There’s an interesting meta-story at the center of The Hour, the British drama that returns to BBC America for its second season tonight. The news program that launched in the show’s first season is now going through a tricky phase. “The last six months have been an exercise in maintaining the direction and morale of The Hour,” says Randall Brown, the BBC’s new head of news, played with a galvanizing scowl by The Thick of It’s Peter Capaldi. Brown’s job is to buck up the team—to stop philandering anchor Hector Madden (Dominic West) from squandering his talent and to keep producer Bel Rowley (Romola Garai) from working herself to death (or, worse, to boredom and misery). Abi Morgan, creator of the BBC drama—she’s also written plays and films, including The Iron Lady and Shame—faces a similar task: to reinvigorate the show and to convince viewers (some of whom surely shared my opinion that the first series was full of fascinating characters doing very dull things) to give it another chance. (Alyssa Rosenberg has a great interview with Morgan over at DoubleX.)
Morgan succeeds, for the most part, by dialing down the crazy conspiracies that dragged Season 1 into the weeds. The show-within-the-show again tackles big social and cultural themes—why else set the show in 1957—but this time around Morgan seems to realize that what we are really interested in is the cast of characters: Bel, Hector, and quixotic newsman Freddie Lyon (Ben Whishaw), who has developed a new maturity and self-confidence after a stop in the New World.
Even so, the historical plot points too often take center stage, and it takes a writer with more subtlety than Morgan to make them seem fresh. I’ve seen just two episodes of Season 2, but suspect I could predict with roughly 85-percent accuracy what will happen in the plots involving Soho vice and the racist response to African and Caribbean immigrants arriving in working-class London neighborhoods.

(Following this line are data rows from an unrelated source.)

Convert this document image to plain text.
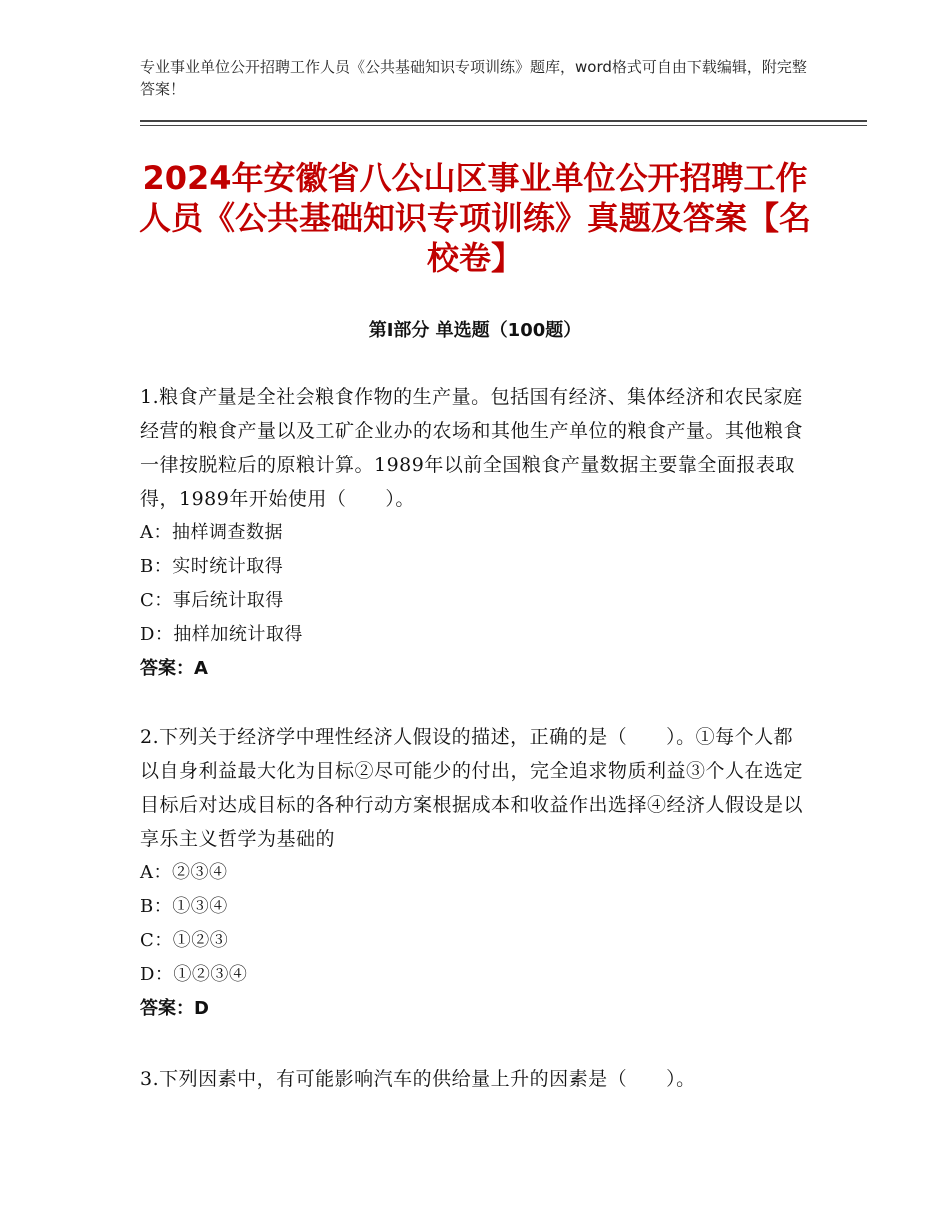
专业事业单位公开招聘工作人员《公共基础知识专项训练》题库，word格式可自由下载编辑，附完整答案！
2024年安徽省八公山区事业单位公开招聘工作人员《公共基础知识专项训练》真题及答案【名校卷】
第Ⅰ部分 单选题（100题）

1.粮食产量是全社会粮食作物的生产量。包括国有经济、集体经济和农民家庭经营的粮食产量以及工矿企业办的农场和其他生产单位的粮食产量。其他粮食一律按脱粒后的原粮计算。1989年以前全国粮食产量数据主要靠全面报表取得，1989年开始使用（　　）。

A：抽样调查数据

B：实时统计取得

C：事后统计取得

D：抽样加统计取得

答案：A

2.下列关于经济学中理性经济人假设的描述，正确的是（　　）。①每个人都以自身利益最大化为目标②尽可能少的付出，完全追求物质利益③个人在选定目标后对达成目标的各种行动方案根据成本和收益作出选择④经济人假设是以享乐主义哲学为基础的

A：②③④

B：①③④

C：①②③

D：①②③④

答案：D

3.下列因素中，有可能影响汽车的供给量上升的因素是（　　）。
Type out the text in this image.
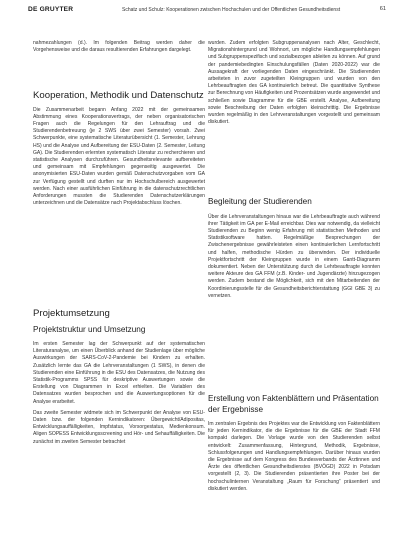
DE GRUYTER	Schatz und Schulz: Kooperationen zwischen Hochschulen und der Öffentlichen Gesundheitsdienst	61

nahmezahlungen (d.). Im folgenden Beitrag werden daher die Vorgehensweise und die daraus resultierenden Erfahrungen dargelegt.

Kooperation, Methodik und Datenschutz

Die Zusammenarbeit begann Anfang 2022 mit der gemeinsamen Abstimmung eines Kooperationsvertrags, der neben organisatorischen Fragen auch die Regelungen für den Lehrauftrag und die Studierendenbetreuung (je 2 SWS über zwei Semester) vorsah. Zwei Schwerpunkte, eine systematische Literaturübersicht (1. Semester, Lehrung HS) und die Analyse und Aufbereitung der ESU-Daten (2. Semester, Leitung GA). Die Studierenden erlernten systematisch Literatur zu recherchieren und statistische Analysen durchzuführen. Gesundheitsrelevante aufbereiteten und gemeinsam mit Empfehlungen gegenseitig ausgewertet. Die anonymisierten ESU-Daten wurden gemäß Datenschutzvorgaben vom GA zur Verfügung gestellt und durften nur im Hochschulbereich ausgewertet werden. Nach einer ausführlichen Einführung in die datenschutzrechtlichen Anforderungen mussten die Studierenden Datenschutzerklärungen unterzeichnen und die Datensätze nach Projektabschluss löschen.

Projektumsetzung
Projektstruktur und Umsetzung

Im ersten Semester lag der Schwerpunkt auf der systematischen Literaturanalyse, um einen Überblick anhand der Studienlage über mögliche Auswirkungen der SARS-CoV-2-Pandemie bei Kindern zu erhalten. Zusätzlich lernte das GA die Lehrveranstaltungen (1 SWS), in denen die Studierenden eine Einführung in die ESU des Datensatzes, die Nutzung des Statistik-Programms SPSS für deskriptive Auswertungen sowie die Erstellung von Diagrammen in Excel erhielten. Die Variablen des Datensatzes wurden besprochen und die Auswertungsoptionen für die Analyse erarbeitet.

Das zweite Semester widmete sich im Schwerpunkt der Analyse von ESU-Daten bzw. der folgenden Kernindikatoren: Übergewicht/Adipositas, Entwicklungsauffälligkeiten, Impfstatus, Vorsorgestatus, Medienkonsum. Aligen SOPESS Entwicklungsscreening und Hör- und Sehauffälligkeiten. Die zunächst im zweiten Semester betrachtet

wurden. Zudem erfolgten Subgruppenanalysen nach Alter, Geschlecht, Migrationshintergrund und Wohnort, um mögliche Handlungsempfehlungen und Subgruppenspezifisch und sozialbezogen ableiten zu können. Auf grund der pandemiebedingten Einschulungsfällen (Daten 2020-2022) war die Aussagekraft der vorliegenden Daten eingeschränkt. Die Studierenden arbeiteten in zuvor zugeteilten Kleingruppen und wurden von den Lehrbeauftragten des GA kontinuierlich betreut. Die quantitative Synthese zur Berechnung von Häufigkeiten und Prozentsätzen wurde angewendet und schließen sowie Diagramme für die GBE erstellt. Analyse, Aufbereitung sowie Beschreibung der Daten erfolgten kleinschrittig. Die Ergebnisse wurden regelmäßig in den Lehrveranstaltungen vorgestellt und gemeinsam diskutiert.

Begleitung der Studierenden

Über die Lehrveranstaltungen hinaus war die Lehrbeauftragte auch während ihrer Tätigkeit im GA per E-Mail erreichbar. Dies war notwendig, da vielleicht Studierenden zu Beginn wenig Erfahrung mit statistischen Methoden und Statistiksoftware hatten. Regelmäßige Besprechungen der Zwischenergebnisse gewährleisteten einen kontinuierlichen Lernfortschritt und halfen, methodische Hürden zu überwinden. Der individuelle Projektfortschritt der Kleingruppen wurde in einem Gantt-Diagramm dokumentiert. Neben der Unterstützung durch die Lehrbeauftragte konnten weitere Akteure des GA FFM (z.B. Kinder- und Jugendärzte) hinzugezogen werden. Zudem bestand die Möglichkeit, sich mit den Mitarbeitenden der Koordinierungsstelle für die Gesundheitsberichterstattung (GGI GBE 3) zu vernetzen.

Erstellung von Faktenblättern und Präsentation der Ergebnisse

Im zentralen Ergebnis des Projektes war die Entwicklung von Faktenblättern für jeden Kernindikator, die die Ergebnisse für die GBE der Stadt FFM kompakt darlegen. Die Vorlage wurde von den Studierenden selbst entwickelt: Zusammenfassung, Hintergrund, Methodik, Ergebnisse, Schlussfolgerungen und Handlungsempfehlungen. Darüber hinaus wurden die Ergebnisse auf dem Kongress des Bundesverbands der Ärztinnen und Ärzte des öffentlichen Gesundheitsdienstes (BVÖGD) 2022 in Potsdam vorgestellt (2, 3). Die Studierenden präsentierten ihre Poster bei der hochschulinternen Veranstaltung „Raum für Forschung“ präsentiert und diskutiert werden.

(The Brits seem to be running out of mid-century historical themes, perhaps because they make so many period shows. The recent Upstairs Downstairs remake also dallied among Oswald Mosley’s fascist thugs, and it’s surely just a matter of time before one of the residents of Downton Abbey dons a brown shirt. Meanwhile, BBC America’s underappreciated Whitechapel took on Soho prostitution and porn.)

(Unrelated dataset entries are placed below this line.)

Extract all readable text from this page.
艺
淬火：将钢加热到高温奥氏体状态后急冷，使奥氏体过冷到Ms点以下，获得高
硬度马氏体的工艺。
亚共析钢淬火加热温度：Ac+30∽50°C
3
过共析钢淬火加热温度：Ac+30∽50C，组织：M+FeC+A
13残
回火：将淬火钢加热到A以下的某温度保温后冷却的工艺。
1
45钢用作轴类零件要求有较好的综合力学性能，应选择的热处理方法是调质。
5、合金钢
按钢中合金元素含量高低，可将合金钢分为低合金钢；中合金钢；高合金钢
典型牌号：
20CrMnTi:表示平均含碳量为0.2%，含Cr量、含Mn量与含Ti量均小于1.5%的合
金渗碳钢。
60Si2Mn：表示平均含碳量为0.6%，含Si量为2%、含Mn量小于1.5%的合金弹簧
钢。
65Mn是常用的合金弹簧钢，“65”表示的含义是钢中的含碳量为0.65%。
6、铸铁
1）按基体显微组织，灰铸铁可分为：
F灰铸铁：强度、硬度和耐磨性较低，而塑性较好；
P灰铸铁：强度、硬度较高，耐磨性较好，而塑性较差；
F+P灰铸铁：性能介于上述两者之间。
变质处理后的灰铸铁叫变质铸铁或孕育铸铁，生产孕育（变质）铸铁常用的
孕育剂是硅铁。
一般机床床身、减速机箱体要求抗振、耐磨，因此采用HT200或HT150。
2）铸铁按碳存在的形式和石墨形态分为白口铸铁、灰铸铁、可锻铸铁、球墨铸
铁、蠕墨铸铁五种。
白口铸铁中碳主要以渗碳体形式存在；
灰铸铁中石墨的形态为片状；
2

The characters do play beautifully together, though, and the simmering sexuality that Brits do so well is ridiculously hot—pretty much every character fancies someone they shouldn’t or has had a torrid affair at some point in the recent past. The Hour does a wonderful job of showing that even before HR departments started conducting training courses about sexual harassment, everyone knew that interoffice romances were a bad idea.
And with the addition of Peter Capaldi, there’s now no doubt that the backstage drama is infinitely more interesting than anything else in the show. Anyone who thought Capaldi was defined by Malcolm Tucker’s shouting in The Thick of It will be surprised by his quiet, reflective portrayal of Randall Brown. Whereas Tucker motivated his political shock troops by bullying and foul-mouthed intimidation, Brown uses artfully deployed silences to get the best from the news staff.

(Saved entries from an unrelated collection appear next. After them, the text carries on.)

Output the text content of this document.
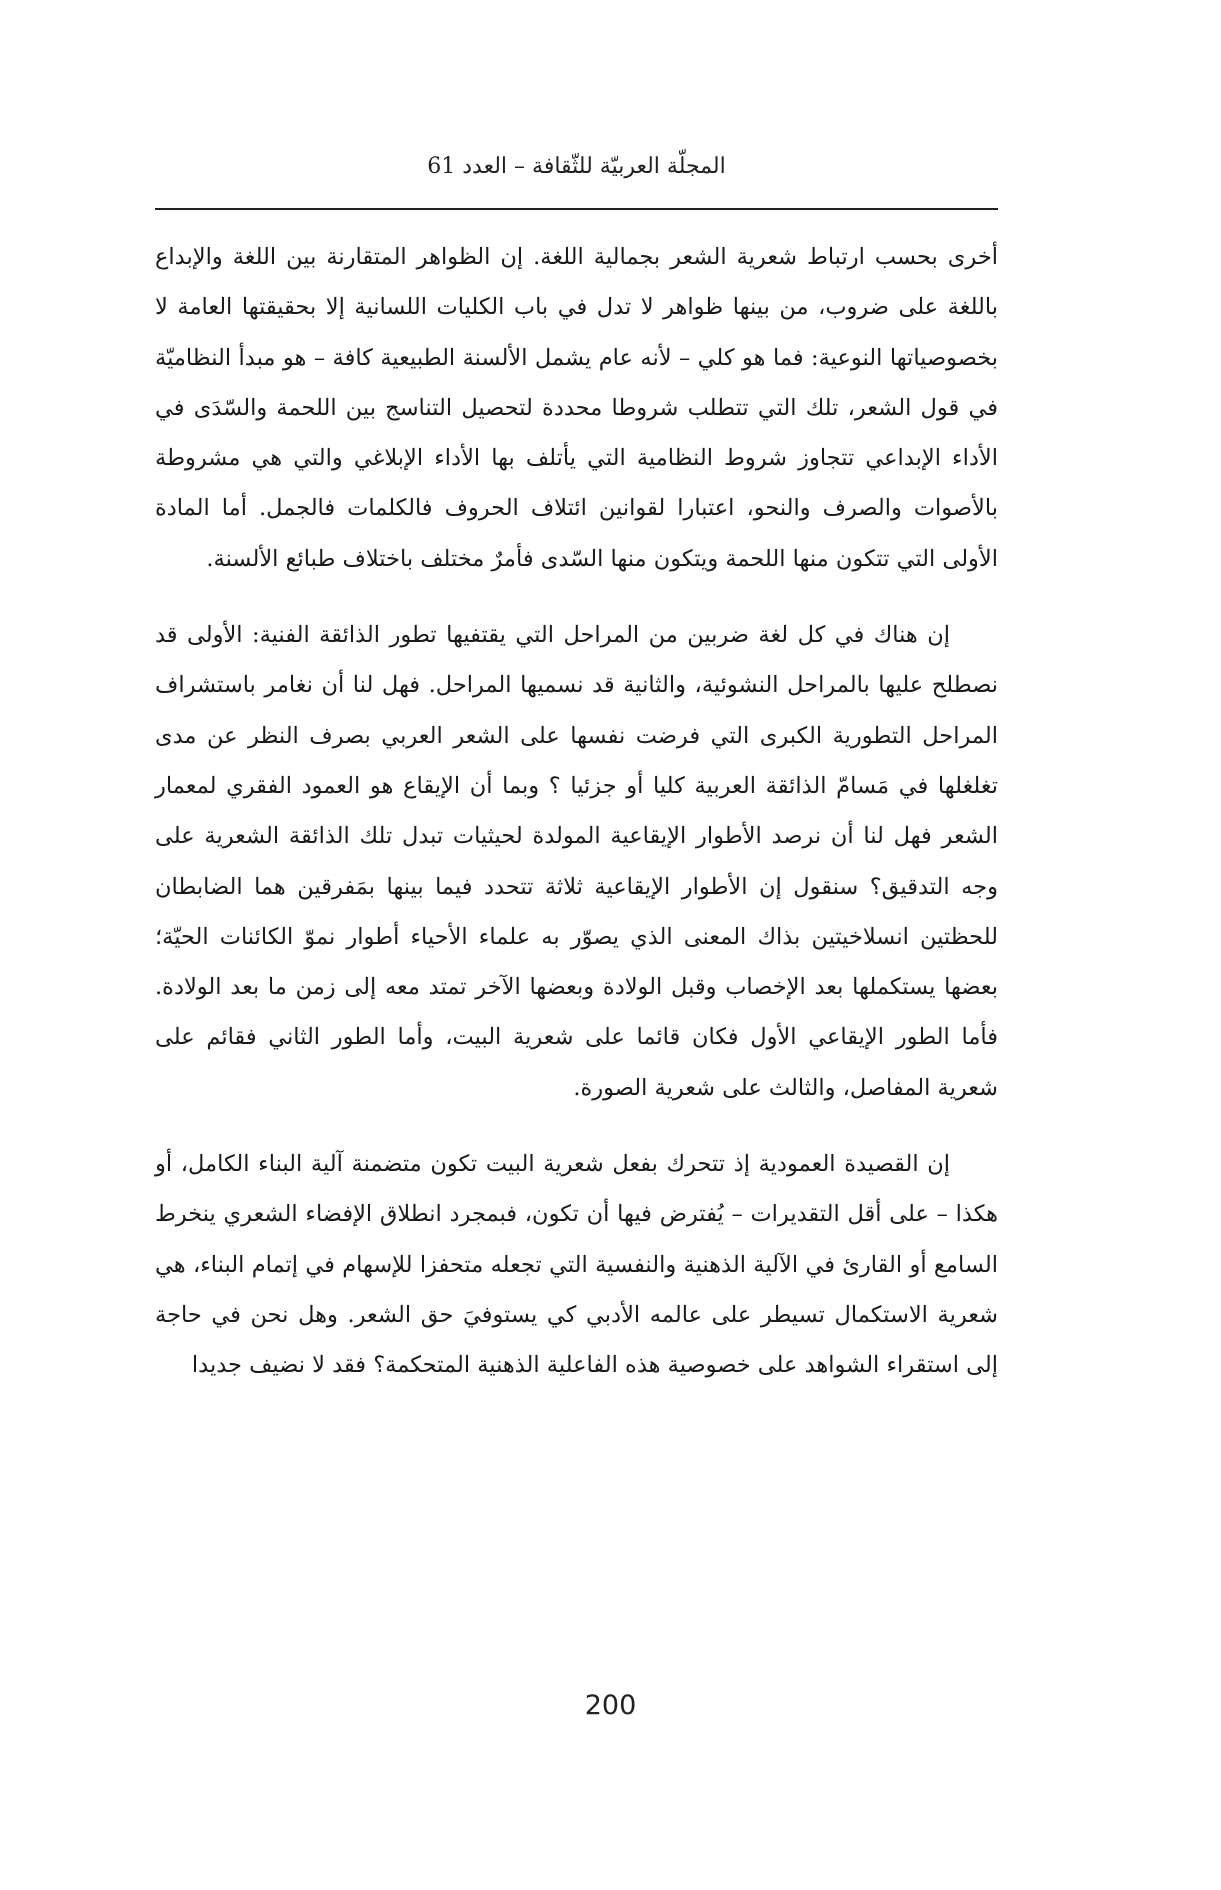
المجلّة العربيّة للثّقافة – العدد 61

أخرى بحسب ارتباط شعرية الشعر بجمالية اللغة. إن الظواهر المتقارنة بين اللغة والإبداع باللغة على ضروب، من بينها ظواهر لا تدل في باب الكليات اللسانية إلا بحقيقتها العامة لا بخصوصياتها النوعية: فما هو كلي – لأنه عام يشمل الألسنة الطبيعية كافة – هو مبدأ النظاميّة في قول الشعر، تلك التي تتطلب شروطا محددة لتحصيل التناسج بين اللحمة والسّدَى في الأداء الإبداعي تتجاوز شروط النظامية التي يأتلف بها الأداء الإبلاغي والتي هي مشروطة بالأصوات والصرف والنحو، اعتبارا لقوانين ائتلاف الحروف فالكلمات فالجمل. أما المادة الأولى التي تتكون منها اللحمة ويتكون منها السّدى فأمرٌ مختلف باختلاف طبائع الألسنة.

إن هناك في كل لغة ضربين من المراحل التي يقتفيها تطور الذائقة الفنية: الأولى قد نصطلح عليها بالمراحل النشوئية، والثانية قد نسميها المراحل. فهل لنا أن نغامر باستشراف المراحل التطورية الكبرى التي فرضت نفسها على الشعر العربي بصرف النظر عن مدى تغلغلها في مَسامّ الذائقة العربية كليا أو جزئيا ؟ وبما أن الإيقاع هو العمود الفقري لمعمار الشعر فهل لنا أن نرصد الأطوار الإيقاعية المولدة لحيثيات تبدل تلك الذائقة الشعرية على وجه التدقيق؟ سنقول إن الأطوار الإيقاعية ثلاثة تتحدد فيما بينها بمَفرقين هما الضابطان للحظتين انسلاخيتين بذاك المعنى الذي يصوّر به علماء الأحياء أطوار نموّ الكائنات الحيّة؛ بعضها يستكملها بعد الإخصاب وقبل الولادة وبعضها الآخر تمتد معه إلى زمن ما بعد الولادة. فأما الطور الإيقاعي الأول فكان قائما على شعرية البيت، وأما الطور الثاني فقائم على شعرية المفاصل، والثالث على شعرية الصورة.

إن القصيدة العمودية إذ تتحرك بفعل شعرية البيت تكون متضمنة آلية البناء الكامل، أو هكذا – على أقل التقديرات – يُفترض فيها أن تكون، فبمجرد انطلاق الإفضاء الشعري ينخرط السامع أو القارئ في الآلية الذهنية والنفسية التي تجعله متحفزا للإسهام في إتمام البناء، هي شعرية الاستكمال تسيطر على عالمه الأدبي كي يستوفيَ حق الشعر. وهل نحن في حاجة إلى استقراء الشواهد على خصوصية هذه الفاعلية الذهنية المتحكمة؟ فقد لا نضيف جديدا

200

As it happens, the BBC is going through its own serious travails at the moment. Budget cuts have sapped employee morale, the Jimmy Savile story was broken on a rival network, a factual error on a news show led to the director-general’s resignation—and these tribulations all echo story lines from The Hour. Television production itself has all the ingredients for fascinating stories, and The Hour needn’t rely on world-political events to provide drama. If only the show’s producers had more faith in their characters—and in the idea that viewers will be entertained and challenged by watching them struggle to do a good job of holding people out there in the “real world” accountable for their actions.